Evergreen

Bug #1695911
Comment #10

Comment 10 for bug 1695911

Revision history for this message

Bill Erickson (berick) wrote on 2018-10-03:

#10

Expansion of the above proposals:

CREATE UNIQUE INDEX browse_entry_sort_value_value_key
ON metabib.browse_entry USING btree (DIGEST((value || sort_value), 'sha1'));

I was getting md5 collisions during reingests, so I upgraded to sha1. So far the difference in indexing speed has not been noticeable.

ALTER TABLE metabib.browse_entry ADD COLUMN combo_sort_value TEXT;

The value stored here will be SUBSTR((sort_value || value), 1, 2048);

This replaces 'ORDER BY sort_value, value' incantations.

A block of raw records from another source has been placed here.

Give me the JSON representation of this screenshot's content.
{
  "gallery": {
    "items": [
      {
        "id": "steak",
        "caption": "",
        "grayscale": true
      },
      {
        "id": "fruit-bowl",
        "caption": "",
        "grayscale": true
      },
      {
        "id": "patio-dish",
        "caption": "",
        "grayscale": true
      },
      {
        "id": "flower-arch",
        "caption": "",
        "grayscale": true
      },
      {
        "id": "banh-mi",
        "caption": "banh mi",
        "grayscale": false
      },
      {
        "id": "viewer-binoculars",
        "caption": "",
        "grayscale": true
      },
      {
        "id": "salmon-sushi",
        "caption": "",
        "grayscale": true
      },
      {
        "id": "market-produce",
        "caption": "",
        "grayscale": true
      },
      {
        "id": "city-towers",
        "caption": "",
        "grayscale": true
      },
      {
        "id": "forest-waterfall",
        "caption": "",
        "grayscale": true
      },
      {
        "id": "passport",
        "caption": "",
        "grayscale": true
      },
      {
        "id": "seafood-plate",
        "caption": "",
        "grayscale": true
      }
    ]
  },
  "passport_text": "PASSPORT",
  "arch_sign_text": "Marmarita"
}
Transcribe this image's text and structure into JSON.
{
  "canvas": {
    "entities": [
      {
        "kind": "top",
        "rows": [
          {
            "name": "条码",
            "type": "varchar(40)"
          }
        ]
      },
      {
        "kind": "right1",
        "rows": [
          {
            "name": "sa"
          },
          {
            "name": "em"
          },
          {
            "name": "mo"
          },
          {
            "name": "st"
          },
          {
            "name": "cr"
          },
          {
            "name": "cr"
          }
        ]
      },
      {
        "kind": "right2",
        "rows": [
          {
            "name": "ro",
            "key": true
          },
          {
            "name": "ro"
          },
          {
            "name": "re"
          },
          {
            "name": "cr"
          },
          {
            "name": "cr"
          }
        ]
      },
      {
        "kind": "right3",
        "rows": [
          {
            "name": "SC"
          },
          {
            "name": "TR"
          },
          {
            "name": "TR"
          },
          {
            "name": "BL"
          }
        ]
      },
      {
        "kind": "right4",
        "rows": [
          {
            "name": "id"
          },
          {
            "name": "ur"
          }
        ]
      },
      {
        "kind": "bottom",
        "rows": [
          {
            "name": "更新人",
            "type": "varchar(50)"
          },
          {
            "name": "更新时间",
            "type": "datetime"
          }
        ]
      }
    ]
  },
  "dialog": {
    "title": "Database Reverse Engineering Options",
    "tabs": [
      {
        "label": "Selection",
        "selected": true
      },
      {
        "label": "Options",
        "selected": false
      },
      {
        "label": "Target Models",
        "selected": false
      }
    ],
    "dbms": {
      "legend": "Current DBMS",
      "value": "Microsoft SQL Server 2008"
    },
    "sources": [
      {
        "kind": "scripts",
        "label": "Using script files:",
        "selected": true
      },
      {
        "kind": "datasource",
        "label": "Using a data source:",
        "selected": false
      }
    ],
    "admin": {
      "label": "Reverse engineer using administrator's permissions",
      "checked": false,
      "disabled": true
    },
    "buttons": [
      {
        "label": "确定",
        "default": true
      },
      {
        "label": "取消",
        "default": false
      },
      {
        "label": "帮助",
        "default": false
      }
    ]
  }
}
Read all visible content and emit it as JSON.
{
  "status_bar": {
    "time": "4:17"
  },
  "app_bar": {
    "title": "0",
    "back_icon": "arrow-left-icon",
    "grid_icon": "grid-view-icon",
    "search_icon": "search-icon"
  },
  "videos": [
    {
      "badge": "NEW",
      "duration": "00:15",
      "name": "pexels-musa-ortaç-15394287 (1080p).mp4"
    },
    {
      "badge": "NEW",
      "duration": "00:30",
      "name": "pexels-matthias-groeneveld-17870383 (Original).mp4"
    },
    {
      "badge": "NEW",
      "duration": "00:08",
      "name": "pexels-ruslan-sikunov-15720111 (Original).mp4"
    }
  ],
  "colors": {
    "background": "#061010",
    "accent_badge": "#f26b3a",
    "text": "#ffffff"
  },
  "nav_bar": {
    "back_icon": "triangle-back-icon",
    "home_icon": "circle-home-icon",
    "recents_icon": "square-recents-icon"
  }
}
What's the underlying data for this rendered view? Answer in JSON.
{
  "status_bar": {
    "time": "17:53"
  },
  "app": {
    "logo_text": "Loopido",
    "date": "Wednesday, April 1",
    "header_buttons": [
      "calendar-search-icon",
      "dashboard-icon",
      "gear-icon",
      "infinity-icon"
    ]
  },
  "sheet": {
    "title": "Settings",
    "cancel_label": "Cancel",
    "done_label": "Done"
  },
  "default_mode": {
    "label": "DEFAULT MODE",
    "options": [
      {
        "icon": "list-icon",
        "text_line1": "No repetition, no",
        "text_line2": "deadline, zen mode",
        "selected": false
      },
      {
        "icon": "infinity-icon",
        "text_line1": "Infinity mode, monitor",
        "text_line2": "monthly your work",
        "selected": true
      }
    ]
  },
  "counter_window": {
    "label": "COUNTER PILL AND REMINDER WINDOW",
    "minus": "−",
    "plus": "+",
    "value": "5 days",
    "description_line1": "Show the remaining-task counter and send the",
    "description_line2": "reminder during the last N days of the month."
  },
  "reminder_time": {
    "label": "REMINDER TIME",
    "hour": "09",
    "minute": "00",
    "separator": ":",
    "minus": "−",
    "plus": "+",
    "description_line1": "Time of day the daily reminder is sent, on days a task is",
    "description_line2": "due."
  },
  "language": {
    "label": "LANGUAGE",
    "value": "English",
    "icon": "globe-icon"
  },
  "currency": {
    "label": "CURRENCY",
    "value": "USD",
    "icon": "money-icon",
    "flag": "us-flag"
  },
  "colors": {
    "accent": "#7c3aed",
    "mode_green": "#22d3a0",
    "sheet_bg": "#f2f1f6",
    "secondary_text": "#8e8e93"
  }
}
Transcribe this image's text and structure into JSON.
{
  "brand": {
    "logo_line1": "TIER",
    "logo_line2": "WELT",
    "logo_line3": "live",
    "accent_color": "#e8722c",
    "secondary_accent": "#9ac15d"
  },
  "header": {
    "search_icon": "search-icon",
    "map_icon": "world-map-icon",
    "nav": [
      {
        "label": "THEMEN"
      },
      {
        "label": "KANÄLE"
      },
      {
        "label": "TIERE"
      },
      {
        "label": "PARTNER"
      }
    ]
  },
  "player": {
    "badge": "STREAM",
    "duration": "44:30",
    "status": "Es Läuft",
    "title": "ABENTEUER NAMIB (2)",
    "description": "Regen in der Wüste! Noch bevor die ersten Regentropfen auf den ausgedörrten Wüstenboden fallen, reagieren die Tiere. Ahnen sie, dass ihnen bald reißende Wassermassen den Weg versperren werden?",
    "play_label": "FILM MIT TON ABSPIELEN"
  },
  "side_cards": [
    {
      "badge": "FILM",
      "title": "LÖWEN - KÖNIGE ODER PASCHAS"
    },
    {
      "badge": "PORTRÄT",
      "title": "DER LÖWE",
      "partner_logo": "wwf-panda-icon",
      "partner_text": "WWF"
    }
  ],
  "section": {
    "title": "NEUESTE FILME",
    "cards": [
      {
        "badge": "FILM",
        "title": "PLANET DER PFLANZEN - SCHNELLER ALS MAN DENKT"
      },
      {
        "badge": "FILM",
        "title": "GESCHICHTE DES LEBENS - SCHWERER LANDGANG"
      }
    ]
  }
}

This gives a single field that can be (safely) indexed, but still retains the secondary sort on 'value' except in extreme cases where the value is really long. In those cases, the sorting may not be perfect, but at that point we're sorting paragraphs of text, so I doubt it matters much. Plus this way the values can actually exist in the database.

browse / browse_pivot / bib and auth ingest functions updated to populate and use the new combo_sort_value field.

Since we still need indexes on value and sort_value, may as well add them more carefully:

CREATE INDEX browse_entry_sort_value_idx
ON metabib.browse_entry (SUBSTR(sort_value, 1, 2048));

CREATE INDEX browse_entry_value_idx
ON metabib.browse_entry (SUBSTR(value, 1, 2048));

This will allow extremely long values to get ingested without failure and should (as I understand it) have no impact on entries whose values are less than 2048.